The next morning, Bishop Ignacy was as pleased about the wedding as the duke, and the date was set for three days after Twelfth Night. Francine stayed on in Cracow to help with the arrangements, but I still had a war to get ready for.

Word of my engagement had gotten to Hell before me, and I had to put up with a lot of stupid cheering, but I soon got things back to business.

"The steamboat that sank has been brought back up," Natalia reported. "And the boatyard says they'll have it fixed in a month. Sir Ilya has taken over the problem of those axeheads. He says that he was tempering axeheads over wood fires nine years ago and he can still do it. They found three containers of size-five shin guards labeled size one, so that's all right, and one of the cooks from mess hall eleventeen brought over the fifty-five cases of maps and wanted to know how he was supposed to cook them so that even a grunt could eat it. They got delivered to him in the same container as the seven cases of applesauce he'd ordered."

"So problems are being solved," I said.

"Yes sir. But there are eighty thousand rounds of swivel gun ammunition that were cast oversize and won't fit in the chambers. Coherers-is that how you pronounce it?-coherers for the radios have been breaking faster than expected and we're almost out of spares, and six thousand sets of goose-down underwear were found to be stuffed with chicken feathers. They say they're too scratchy to wear."

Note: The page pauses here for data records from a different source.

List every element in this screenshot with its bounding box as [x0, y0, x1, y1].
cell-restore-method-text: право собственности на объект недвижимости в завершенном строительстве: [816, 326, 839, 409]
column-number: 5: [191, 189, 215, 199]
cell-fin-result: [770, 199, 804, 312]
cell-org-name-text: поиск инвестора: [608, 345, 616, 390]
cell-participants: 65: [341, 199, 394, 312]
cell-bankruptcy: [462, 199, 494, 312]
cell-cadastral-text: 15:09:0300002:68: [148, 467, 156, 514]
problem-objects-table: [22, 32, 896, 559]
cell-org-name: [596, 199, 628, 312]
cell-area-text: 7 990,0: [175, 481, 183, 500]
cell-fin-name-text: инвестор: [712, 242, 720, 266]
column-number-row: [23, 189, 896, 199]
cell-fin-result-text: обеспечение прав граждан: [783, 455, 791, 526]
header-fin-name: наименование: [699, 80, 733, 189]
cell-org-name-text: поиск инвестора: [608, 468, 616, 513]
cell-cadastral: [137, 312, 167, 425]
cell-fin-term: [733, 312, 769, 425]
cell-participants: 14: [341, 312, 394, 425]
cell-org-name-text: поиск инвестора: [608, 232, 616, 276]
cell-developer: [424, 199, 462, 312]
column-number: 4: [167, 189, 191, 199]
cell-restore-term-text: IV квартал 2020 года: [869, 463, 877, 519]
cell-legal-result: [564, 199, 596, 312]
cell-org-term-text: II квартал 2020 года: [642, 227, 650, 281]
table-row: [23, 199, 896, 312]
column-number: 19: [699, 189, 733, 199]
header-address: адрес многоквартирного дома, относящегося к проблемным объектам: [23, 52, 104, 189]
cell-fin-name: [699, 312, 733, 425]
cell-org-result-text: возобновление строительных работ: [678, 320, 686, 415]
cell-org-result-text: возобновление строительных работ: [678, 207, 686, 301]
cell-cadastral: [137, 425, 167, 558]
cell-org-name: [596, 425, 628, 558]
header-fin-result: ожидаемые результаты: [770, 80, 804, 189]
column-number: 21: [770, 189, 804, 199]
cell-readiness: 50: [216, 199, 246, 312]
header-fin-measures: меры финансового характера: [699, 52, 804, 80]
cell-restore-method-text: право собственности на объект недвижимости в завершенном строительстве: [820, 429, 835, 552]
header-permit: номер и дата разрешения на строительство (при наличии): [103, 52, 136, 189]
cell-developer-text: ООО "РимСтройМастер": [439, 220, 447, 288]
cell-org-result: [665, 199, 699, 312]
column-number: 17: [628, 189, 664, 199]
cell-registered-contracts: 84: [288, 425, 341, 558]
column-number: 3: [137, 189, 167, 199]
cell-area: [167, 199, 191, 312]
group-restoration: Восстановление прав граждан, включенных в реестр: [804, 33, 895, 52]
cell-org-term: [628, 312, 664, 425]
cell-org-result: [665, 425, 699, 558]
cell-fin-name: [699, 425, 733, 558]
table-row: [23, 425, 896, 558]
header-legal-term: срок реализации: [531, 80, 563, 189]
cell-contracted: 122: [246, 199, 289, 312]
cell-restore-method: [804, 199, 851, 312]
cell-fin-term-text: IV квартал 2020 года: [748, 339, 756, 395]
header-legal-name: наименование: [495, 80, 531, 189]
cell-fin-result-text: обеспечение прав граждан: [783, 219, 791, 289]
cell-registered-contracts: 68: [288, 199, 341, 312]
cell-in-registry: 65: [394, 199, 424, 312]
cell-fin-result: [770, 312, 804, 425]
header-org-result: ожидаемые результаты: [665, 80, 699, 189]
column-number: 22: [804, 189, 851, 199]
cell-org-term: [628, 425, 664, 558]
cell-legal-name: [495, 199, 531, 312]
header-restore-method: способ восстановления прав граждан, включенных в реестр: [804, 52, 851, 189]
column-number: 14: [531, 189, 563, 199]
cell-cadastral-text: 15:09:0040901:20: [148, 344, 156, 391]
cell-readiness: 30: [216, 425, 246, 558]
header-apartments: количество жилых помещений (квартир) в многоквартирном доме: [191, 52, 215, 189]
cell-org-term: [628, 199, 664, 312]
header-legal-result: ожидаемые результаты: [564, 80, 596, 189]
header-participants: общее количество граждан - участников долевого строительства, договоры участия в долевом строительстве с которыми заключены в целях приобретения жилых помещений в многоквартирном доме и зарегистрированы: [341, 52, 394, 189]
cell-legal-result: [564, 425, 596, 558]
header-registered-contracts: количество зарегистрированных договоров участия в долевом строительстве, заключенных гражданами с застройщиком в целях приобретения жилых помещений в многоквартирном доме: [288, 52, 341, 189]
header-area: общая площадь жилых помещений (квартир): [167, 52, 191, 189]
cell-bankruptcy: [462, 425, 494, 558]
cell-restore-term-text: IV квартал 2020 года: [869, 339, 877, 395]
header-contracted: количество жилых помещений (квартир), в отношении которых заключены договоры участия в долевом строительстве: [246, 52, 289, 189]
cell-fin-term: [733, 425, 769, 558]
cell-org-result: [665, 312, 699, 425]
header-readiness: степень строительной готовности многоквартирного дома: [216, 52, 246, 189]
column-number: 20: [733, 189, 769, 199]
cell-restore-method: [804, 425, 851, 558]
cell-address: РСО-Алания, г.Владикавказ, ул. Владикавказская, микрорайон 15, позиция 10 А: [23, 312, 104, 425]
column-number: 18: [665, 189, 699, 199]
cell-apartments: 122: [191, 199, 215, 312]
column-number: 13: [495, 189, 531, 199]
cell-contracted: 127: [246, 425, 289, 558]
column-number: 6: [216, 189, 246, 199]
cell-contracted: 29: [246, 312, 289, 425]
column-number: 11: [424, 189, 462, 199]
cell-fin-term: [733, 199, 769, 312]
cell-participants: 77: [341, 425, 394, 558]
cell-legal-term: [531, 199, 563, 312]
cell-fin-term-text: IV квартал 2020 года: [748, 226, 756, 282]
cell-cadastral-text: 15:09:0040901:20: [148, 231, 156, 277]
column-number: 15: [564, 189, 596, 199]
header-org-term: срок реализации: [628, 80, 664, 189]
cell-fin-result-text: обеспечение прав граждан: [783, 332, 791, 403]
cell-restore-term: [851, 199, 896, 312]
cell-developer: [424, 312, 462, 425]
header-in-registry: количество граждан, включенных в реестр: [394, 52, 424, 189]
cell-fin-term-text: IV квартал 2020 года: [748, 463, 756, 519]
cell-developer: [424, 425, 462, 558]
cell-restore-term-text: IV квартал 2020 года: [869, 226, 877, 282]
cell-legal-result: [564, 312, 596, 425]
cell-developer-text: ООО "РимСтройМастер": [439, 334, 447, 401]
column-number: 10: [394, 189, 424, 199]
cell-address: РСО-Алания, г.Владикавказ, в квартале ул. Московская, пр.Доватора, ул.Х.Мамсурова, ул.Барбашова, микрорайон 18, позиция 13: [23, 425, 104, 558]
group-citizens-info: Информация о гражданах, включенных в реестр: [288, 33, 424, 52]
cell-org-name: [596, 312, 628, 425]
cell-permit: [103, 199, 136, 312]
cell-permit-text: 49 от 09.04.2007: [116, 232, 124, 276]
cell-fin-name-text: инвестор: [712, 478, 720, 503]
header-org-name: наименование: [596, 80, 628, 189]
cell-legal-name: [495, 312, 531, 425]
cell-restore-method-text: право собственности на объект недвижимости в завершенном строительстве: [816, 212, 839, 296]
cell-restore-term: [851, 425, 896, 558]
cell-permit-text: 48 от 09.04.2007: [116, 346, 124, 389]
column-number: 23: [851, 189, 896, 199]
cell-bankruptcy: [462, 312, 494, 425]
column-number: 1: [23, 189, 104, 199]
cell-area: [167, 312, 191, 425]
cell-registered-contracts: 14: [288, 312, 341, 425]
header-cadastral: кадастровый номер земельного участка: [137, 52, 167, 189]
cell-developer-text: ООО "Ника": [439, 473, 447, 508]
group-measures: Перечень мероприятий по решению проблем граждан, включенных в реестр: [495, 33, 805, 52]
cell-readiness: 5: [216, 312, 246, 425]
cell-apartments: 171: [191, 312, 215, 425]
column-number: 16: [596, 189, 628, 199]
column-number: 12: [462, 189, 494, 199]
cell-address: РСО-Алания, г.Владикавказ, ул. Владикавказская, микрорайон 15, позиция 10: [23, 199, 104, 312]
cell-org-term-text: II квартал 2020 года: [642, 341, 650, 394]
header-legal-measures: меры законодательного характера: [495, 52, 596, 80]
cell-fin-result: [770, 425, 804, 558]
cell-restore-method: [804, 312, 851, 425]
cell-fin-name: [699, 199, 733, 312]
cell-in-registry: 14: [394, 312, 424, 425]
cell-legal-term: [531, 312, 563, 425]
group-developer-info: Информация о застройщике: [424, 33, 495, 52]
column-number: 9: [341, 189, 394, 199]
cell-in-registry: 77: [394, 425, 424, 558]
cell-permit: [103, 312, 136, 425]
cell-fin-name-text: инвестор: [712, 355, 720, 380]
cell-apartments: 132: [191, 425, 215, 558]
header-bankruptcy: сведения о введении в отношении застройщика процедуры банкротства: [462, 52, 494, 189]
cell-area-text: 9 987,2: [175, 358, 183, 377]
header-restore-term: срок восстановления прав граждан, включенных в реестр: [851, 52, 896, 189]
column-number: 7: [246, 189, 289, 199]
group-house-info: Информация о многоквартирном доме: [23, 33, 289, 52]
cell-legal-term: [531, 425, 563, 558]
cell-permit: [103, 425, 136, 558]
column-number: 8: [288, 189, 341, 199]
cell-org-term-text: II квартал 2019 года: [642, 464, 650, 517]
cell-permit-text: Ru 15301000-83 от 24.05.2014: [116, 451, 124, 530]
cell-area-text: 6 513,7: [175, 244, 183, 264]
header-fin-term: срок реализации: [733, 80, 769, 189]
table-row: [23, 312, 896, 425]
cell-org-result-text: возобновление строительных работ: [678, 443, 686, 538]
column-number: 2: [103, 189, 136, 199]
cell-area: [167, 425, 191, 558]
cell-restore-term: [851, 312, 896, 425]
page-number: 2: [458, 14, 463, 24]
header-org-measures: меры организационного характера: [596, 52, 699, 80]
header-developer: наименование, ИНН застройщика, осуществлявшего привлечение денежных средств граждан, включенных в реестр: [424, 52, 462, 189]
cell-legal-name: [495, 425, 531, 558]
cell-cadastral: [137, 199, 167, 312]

"So things are back to normal," I said. "And Natalia--thank you. Thank you for everything."

That night I went back to Three Walls. Cilicia had already left, gone back to her father in the valley I had given his people. Well, all right, I'd miss her, but she had to do what she had to do. She'd taken our boy with her and that was not all right. He was my son and by God he'd be raised a Christian, and that went double for the one in the cooker.

But then I cooled down and decided that this was not the time to push it. Maybe Cilicia would come back. Maybe we'd all be killed in the invasion. And maybe the horse would sing.